Il piano prevedeva che in un furgone, preso in prestito dalla ditta di trasporti del padre di Eve, lei e Steven avrebbero monitorato dal computer il sistema di allarme della galleria, per controllare anche le telecamere.
"Io posso entrare nel sistema d'allarme, e posso bloccarlo per soli quattro minuti" disse Steven.
"In quattro minuti vi faremo passare dalla porta del retro, quella dove Adam vi aspetterà al cancello automatico che avremo bloccato. Io volerò per i corridoi per altri cinque minuti così crederanno che il sistema d'allarme sia scattato per colpa mia, e non si accorgeranno subito che il diamante è scomparso" disse Emiroth rivolgendosi a Megara e Michelle.
"E come entreremo, come faremo ad arrivare alla sala del diamante senza farci vedere da nessuno? Anche alla porta sul retro c'è la sorveglianza" chiese Meg.
"Sul retro ci penserà Adam a colpire la guardia, e una volta entrate voi percorrerete tutta la galleria dai condotti dell'aerazione.
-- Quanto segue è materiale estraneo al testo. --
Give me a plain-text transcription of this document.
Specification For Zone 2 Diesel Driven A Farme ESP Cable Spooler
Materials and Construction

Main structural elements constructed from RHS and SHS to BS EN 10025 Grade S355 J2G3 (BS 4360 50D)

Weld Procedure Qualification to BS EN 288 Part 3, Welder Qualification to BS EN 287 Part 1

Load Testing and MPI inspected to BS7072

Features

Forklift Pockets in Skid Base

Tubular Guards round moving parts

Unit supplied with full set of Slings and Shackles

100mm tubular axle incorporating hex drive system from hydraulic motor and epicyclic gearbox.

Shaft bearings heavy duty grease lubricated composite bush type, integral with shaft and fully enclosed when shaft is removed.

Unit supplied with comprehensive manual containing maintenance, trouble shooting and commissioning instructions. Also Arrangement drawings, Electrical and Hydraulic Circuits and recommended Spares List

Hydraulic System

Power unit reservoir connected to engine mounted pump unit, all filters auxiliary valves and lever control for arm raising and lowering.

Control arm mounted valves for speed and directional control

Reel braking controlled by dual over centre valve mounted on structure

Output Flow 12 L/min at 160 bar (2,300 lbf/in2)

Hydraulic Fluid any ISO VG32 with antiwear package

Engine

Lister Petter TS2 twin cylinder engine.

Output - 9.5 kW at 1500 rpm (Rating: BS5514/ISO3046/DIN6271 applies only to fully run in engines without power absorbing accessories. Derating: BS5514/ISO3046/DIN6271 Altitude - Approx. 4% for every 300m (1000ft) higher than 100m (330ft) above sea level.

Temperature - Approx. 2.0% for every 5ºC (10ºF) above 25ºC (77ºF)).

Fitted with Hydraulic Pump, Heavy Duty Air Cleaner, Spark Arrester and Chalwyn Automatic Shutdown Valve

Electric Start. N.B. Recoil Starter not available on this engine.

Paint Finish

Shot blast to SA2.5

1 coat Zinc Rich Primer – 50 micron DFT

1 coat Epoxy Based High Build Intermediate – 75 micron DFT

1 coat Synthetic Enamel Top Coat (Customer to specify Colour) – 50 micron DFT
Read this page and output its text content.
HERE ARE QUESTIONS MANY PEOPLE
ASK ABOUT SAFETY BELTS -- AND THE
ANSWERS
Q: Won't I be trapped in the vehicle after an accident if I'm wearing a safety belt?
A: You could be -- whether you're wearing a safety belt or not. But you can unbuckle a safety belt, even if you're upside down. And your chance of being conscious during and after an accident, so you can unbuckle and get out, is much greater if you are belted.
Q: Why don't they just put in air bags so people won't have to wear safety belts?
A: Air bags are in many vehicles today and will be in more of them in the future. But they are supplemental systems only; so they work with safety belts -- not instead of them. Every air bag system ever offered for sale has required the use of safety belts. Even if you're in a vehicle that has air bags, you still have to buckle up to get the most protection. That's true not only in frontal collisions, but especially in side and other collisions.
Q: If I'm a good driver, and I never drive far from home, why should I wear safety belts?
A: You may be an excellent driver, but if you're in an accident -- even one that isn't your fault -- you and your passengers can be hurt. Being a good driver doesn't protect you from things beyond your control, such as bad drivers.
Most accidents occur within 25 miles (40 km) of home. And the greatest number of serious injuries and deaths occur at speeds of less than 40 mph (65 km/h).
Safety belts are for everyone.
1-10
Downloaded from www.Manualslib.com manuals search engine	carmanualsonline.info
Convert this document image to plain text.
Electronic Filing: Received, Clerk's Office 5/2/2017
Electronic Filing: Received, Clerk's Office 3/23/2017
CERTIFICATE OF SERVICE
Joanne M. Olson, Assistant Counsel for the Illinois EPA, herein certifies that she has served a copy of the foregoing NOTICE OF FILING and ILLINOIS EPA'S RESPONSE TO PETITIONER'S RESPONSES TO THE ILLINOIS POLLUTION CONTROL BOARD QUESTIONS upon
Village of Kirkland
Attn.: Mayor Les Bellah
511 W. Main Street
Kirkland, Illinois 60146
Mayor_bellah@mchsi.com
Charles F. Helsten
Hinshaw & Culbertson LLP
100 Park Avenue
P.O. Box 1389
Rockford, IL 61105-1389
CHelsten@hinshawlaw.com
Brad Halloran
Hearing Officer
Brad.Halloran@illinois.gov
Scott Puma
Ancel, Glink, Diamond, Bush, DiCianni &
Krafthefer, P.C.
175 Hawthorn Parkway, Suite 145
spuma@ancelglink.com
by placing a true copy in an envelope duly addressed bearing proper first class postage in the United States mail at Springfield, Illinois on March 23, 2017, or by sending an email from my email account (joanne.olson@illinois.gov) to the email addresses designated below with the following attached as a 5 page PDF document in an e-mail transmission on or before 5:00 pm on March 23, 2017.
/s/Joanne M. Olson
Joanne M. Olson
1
Vi guideranno Eve e Steven con degli auricolari".
"E io?" chiese Jonas.
"Tu puoi andare ora a compare auricolari e maschere, e poi aspetterai fuori Adam e le ragazze con il motore acceso" rispose Emiroth.
"Manovalanza" sbuffò Jonas, che non aveva molto in simpatia il gufo, e si potrebbe dire che il sentimento era reciproco.
"Un piano folle!" esclamò Eve.
"Talmente folle che potrebbe funzionare" rispose Adam fissandola con i suoi occhi penetranti.
Emiroth lo guardò soddisfatto, come un padre o un anziano parente che guarda pieno di orgoglio un giovane in cui ripone tutte le sue speranze, mentre intingeva una ciambella, la terza, nel caffè che si era fatto fare.

36 ore dopo tutto era pronto. Steven e Eve erano in furgoncino blu, parcheggiato dall'altra parte della strada. Le luci della galleria erano spente, il cambio della guardia in corso.
Eve aveva preso in prestito un furgone della ditta di trasporti che suo padre aveva fondato circa quindici anni prima con i suoi due fratelli. Aveva detto a suo padre che doveva aiutare una amica con un trasloco.
"Mi sento in uno di quei telefilm polizieschi che vede sempre mio padre" disse Eve non molto contenta di essere li. Il suo atteggiamento era passivo aggressivo, e Steven probabilmente avrebbe dovuto farne i conti.
"Io ho sempre pensato di farlo, ma certo come consulente della polizia, non nel ruolo di ladro" disse il ragazzo ridacchiando.
Tutto era pronto, Steven era riuscito a collegarsi al sistema di allarme della galleria, ed era pronto a bloccarlo per soli quattro minuti, un tempo ragionevole secondo Emiroth per alzare la teca e prendere il diamante.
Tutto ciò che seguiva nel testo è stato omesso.